A group of 14 lawyers in the Middle East, including eight partners, on July 16 announced their move from Norton Rose Fulbright to Baker Botts. They will practice from offices in Dubai and Abu Dhabi in the United Arab Emirates and Riyadh, Saudi Arabia, according to partner John Lonsberg, who's leading the group, and Baker Botts managing partner Andy Baker.

The group of laterals making the shift includes partners Mark Bisch, Jonathan Sutcliffe, Joseph Colagiovanni, Hassan Elsayed, Richard Devine and Philip Punwar in Dubai, and Sam Eversman in Riyadh.

In June, London-based Norton Rose and Houston-based Fulbright & Jaworski merged to form Norton Rose Fulbright.

Lonsberg says, as a Fulbright partner, he was part of the initial group in the Norton Rose-Fulbright merger discussions.
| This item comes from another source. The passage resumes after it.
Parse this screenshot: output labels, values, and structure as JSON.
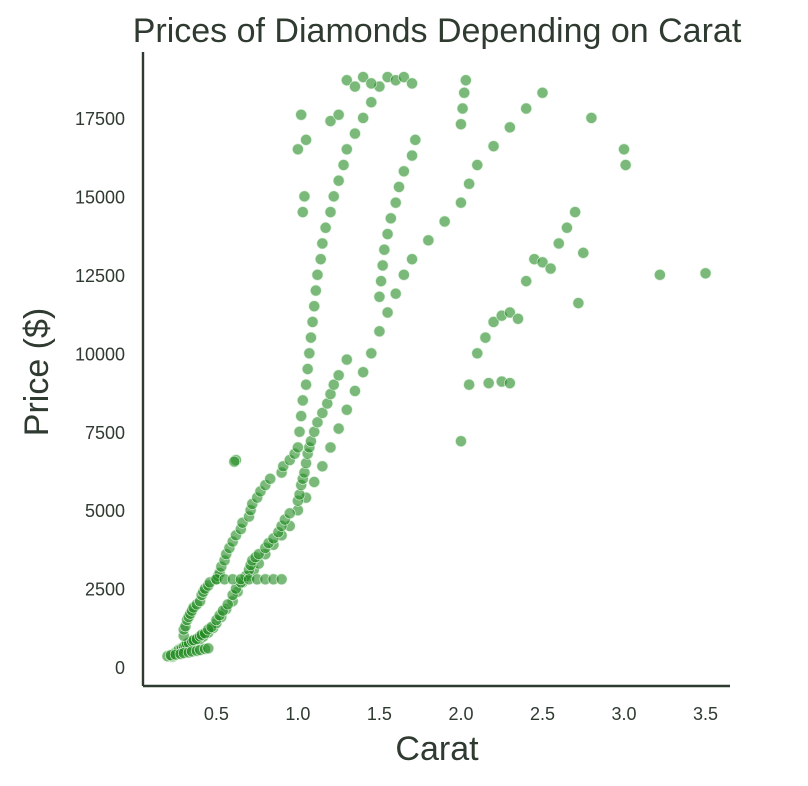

But Lonsberg says the group of laterals he's leading to Baker Botts, who have long practiced together, subsequently began re-evaluating "how we can best grow and develop," and "what is best for the continuing growth of senior and junior level members." As someone who had hired and worked with many in the group for years, Lonsberg says he wanted to ensure they were at a firm where their way of practicing, providing clients with a broad array of advice, would flourish and continue to grow.

Lonsberg says the partners became convinced that a move to Baker Botts would best suit them going forward because of the Houston firm's culture — his group particularly likes the Texas-based leadership — and its "well-established energy footprint," among its other attractions.

Baker says he first met Lonsberg as "a respected adversary" when the two lawyers were on opposing sides of a 1991 deal and has waited for an opportunity to work on the same side as Lonsberg. The addition of the lawyers from Norton Rose Fulbright will bolster Baker Botts' position as "an energy firm with clients who have interests in energy all over the world," Baker says.

Dan McKenna, a spokesman for Norton Rose Fulbright in Dallas, confirms the laterals are leaving, without confirming the number.

McKenna also emailed a statement from Kenneth Stewart of Dallas, a member of the global executive committee for Norton Rose Fulbright: "Our combination to become Norton Rose Fulbright has made us a truly global legal organization, capable of providing seamless and superior client service anywhere our clients do business. While our combined firms are highly complementary, any combination of organizations brings inevitable changes in leadership and responsibilities and some overlap, and we understand that not all individuals will embrace those changes. The overwhelming majority of our partners and clients are excited with our combination and the expanded global platform it provides. We wish our former partners in the Middle East our best."

The group moving to Baker Bottswill work on matters related to corporate and commercial transactions, regulatory and compliance, project finance, international arbitration and dispute resolution matters and local law across a range of industries, including energy, technology, aviation and defense, construction, hospitality and consumer products — with the added dimension of anti-bribery and related corporate compliance and internal investigations.

Former U.S. Ambassador to Saudi Arabia Robert Jordan is the Baker Botts partner in charge of the Middle East offices. He welcomes the new lawyers to his firm, which the firm's announcement of the laterals' arrival states will now will have a total of 40 in the region. Jordan says he doesn't expect recent turmoil among governments in the Middle East, including events in Cairo, where the removal of President Mohmmed Morsitook place last month, to stop the flow of legal business in the region.

"For those of us who have grown up in the oil patch, we certainly take into account the geopolitical developments that occur. But we are quite comfortable dealing with those, as are our clients," Jordan says.